Im Gegensatz zu vielen zentralistisch organisierten Staaten wie beispielsweise Frankreich oder Großbritannien hat der Föderalismus in Deutschland eine lange und bewegte Geschichte hinter sich: vom Heiligen Römischen Reich Deutscher Nation über das Kaiserreich bis zur heutigen Bundesrepublik. Spätestens nach 1945 hat der Föderalismus in Deutschland eine positive Bilanz aufzuweisen, sodass andere Länder wie eben Großbritannien jetzt sogar dabei sind, einige der deutschen Strukturen zu übernehmen.

Wir dürfen uns aber nichts vormachen. Die Handlungs- und Gestaltungsspielräume der Bundesländer das ging ja bereits aus dem Zitat von Herrn Professor Bender hervor - sind in den letzten Jahren im Zuge der erweiterten EU-Kompetenzen und vor dem Hintergrund der steigenden finanziellen Probleme der

(Anke Spoorendonk)

öffentlichen Hand stark eingeschränkt worden. Spätestens mit dem Beschluss auf der Jahreskonferenz der Ministerpräsidenten 1998 und dem Urteil des Bundesverfassungsgerichts von 1999 zum Kernbereich des Föderalismus - des Länderfinanzausgleichs - steht die Neuordnung der bundesstaatlichen Ordnung auf der Tagesordnung. Das Bundesverfassungsgericht hatte damals entschieden, dass die Ausgestaltung der Nachfolgeregelung des heute geltenden Finanzausgleichs spätestens bis zum Ende 2002 rechtsverbindlich und nachvollziehbar konkretisiert werden soll. Hinzu kommt, dass es im letzten Jahr eine unschöne Debatte über Geber- und Nehmerländer gegeben hat. Gerade von Bundesländern wie beispielsweise Bayern, die über Jahre vom Länderfinanzausgleich profitiert haben, hätte man eigentlich etwas mehr Solidarität erwarten können.

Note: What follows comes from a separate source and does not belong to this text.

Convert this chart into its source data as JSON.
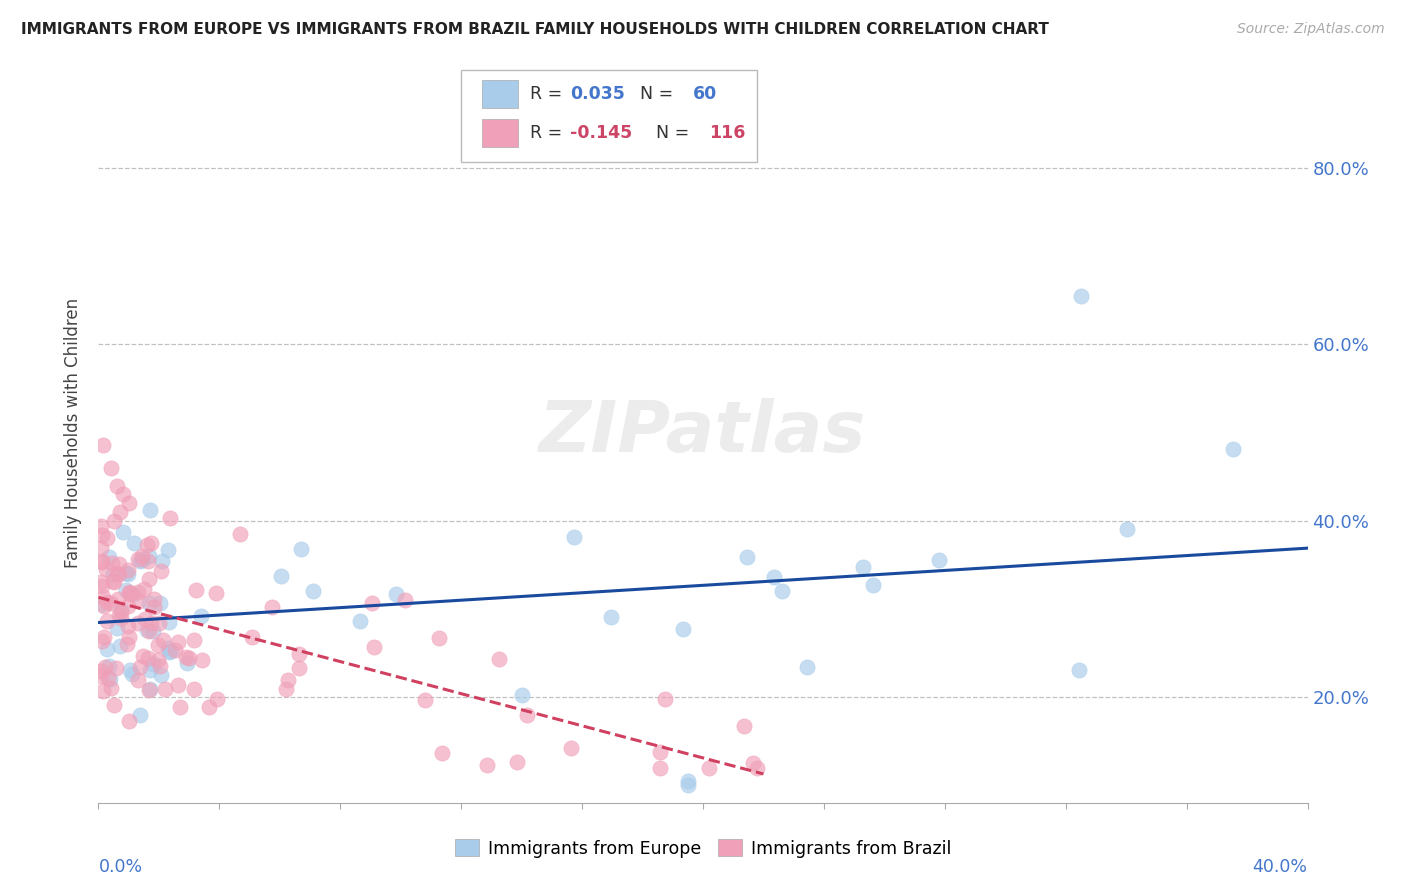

(Beifall beim SSW und des Abgeordneten Günter Neugebauer [SPD])

Eines ist klar: Um Änderungen im Länderfinanzausgleich und in der Aufgaben-, Ausgaben- und Einnahmeverteilung zwischen Bund, Länder und Kommunen kommen wir nicht umhin. Die entscheidende Frage lautet natürlich, in welche Richtung diese Änderungen gehen sollen.

Der SSW unterstützt dabei die Position der Landesregierung, wonach der Grundpfeiler der Bundesrepublik auch in Zukunft ein solidarischer Föderalismus bleiben muss. Wir brauchen einen Mechanismus, der sicherstellt, dass die Lebensbedingungen in den verschiedenen Regionen Deutschlands - wie es im Grundgesetz vorgesehen ist - aneinander angeglichen werden. Das gilt gerade auch für die ostdeutschen Länder.

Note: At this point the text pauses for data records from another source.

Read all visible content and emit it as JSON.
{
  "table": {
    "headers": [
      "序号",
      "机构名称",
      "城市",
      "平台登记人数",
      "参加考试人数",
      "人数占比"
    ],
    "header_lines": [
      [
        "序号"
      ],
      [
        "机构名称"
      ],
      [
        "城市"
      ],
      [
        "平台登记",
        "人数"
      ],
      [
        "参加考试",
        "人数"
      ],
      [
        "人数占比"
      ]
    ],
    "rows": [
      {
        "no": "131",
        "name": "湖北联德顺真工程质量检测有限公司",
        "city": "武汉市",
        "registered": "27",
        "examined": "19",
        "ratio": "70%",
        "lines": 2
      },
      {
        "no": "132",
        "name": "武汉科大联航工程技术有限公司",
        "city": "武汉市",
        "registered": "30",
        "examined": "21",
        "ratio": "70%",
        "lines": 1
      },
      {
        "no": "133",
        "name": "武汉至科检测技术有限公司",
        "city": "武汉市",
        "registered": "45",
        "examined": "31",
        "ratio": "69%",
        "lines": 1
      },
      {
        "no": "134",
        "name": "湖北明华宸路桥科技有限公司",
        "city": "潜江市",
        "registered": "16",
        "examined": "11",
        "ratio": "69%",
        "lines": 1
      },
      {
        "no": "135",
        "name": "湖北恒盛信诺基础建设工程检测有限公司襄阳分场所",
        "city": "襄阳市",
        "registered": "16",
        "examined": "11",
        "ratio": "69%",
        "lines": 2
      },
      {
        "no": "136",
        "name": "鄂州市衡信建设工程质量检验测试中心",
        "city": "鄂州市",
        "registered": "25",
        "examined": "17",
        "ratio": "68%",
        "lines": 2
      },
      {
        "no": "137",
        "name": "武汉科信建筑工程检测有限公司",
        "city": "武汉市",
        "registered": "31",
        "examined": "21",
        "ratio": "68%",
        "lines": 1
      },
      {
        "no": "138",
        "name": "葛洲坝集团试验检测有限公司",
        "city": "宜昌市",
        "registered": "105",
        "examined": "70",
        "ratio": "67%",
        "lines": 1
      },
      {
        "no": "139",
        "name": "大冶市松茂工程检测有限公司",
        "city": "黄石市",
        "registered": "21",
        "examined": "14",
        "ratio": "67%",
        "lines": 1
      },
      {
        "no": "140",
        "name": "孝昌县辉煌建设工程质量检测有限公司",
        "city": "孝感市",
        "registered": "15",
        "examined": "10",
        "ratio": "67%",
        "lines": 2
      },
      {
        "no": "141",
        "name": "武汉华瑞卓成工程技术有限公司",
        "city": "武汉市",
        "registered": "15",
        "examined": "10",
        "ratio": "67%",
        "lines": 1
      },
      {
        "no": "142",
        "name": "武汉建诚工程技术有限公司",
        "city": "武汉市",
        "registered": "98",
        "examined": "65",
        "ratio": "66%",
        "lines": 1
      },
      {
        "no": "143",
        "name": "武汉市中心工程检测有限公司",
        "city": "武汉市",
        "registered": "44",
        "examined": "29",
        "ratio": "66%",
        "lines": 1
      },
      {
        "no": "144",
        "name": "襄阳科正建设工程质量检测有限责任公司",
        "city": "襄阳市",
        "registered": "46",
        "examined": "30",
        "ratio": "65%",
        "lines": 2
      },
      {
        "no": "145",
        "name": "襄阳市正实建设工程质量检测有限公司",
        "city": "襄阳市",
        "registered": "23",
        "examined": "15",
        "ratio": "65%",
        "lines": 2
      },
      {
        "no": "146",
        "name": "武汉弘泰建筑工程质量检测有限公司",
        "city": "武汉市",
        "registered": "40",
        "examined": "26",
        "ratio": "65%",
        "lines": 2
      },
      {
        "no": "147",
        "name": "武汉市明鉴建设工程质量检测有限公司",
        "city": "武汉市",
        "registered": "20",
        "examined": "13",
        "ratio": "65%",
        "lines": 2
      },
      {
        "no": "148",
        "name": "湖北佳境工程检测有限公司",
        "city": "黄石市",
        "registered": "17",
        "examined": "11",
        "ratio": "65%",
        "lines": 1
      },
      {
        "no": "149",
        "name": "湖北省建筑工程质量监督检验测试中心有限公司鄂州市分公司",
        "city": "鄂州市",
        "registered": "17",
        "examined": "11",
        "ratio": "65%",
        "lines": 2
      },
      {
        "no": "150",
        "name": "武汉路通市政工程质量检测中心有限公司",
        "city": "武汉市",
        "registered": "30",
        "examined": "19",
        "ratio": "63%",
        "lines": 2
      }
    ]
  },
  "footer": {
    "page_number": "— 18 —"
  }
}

Allerdings ist es sicherlich auch richtig, bei der Neuordnung des Länderfinanzausgleichs verstärkt Anreize einzubauen, die die eigenen Bemühungen der Länder um bessere Finanzen belohnt. Die von den Finanzministern im April beschlossenen Eckpunkte sind eine gute Grundlage, um bei dieser Reform weiterzukommen. Insbesondere unterstützt der SSW den Gedanken, dass die Steuerausstattung der Länder gestärkt werden muss. Hier ist es dringend notwendig, dass die Aufgaben- und Kompetenzverteilung zwischen Bund, Ländern und Kommunen entrümpelt und stark vereinfacht wird. Der heutige Bürokratismus in diesen Bereichen schädigt den Föderalismus.

Die CDU hat ja Recht, wenn sie in ihrer Pressemitteilung zum Antrag sagt, dass es für die Länder darum gehen müsse, Kompetenzen und Eigenverantwortung wiederzugewinnen. Das ist in den letzten 16 Jahren nicht geschehen. Vor dem Hintergrund der auch von der jetzigen rot-grünen Bundesregierung geführten

Politik wird es sehr schwer werden, diese Entwicklung umzukehren.

Hinzu kommt die Entwicklung in der Europäischen Union. Es muss doch selbst den EU-begeisterten Parteien in der Bundesrepublik zu denken geben, dass gerade durch die in Brüssel geführte Politik viele Kernbereiche des deutschen Föderalismus - von den Landesbanken bis zu den Sparkassen - in Gefahr geraten.

Da nützen all die schönen Worte vom „Europa der Regionen“ sehr wenig. Denn die Wirklichkeit sieht anders aus. Wir als Parlament sind aufgerufen, diese Wirklichkeit zu verändern, wenn wir es mit dem Föderalismus in der Bundesrepublik ernst meinen.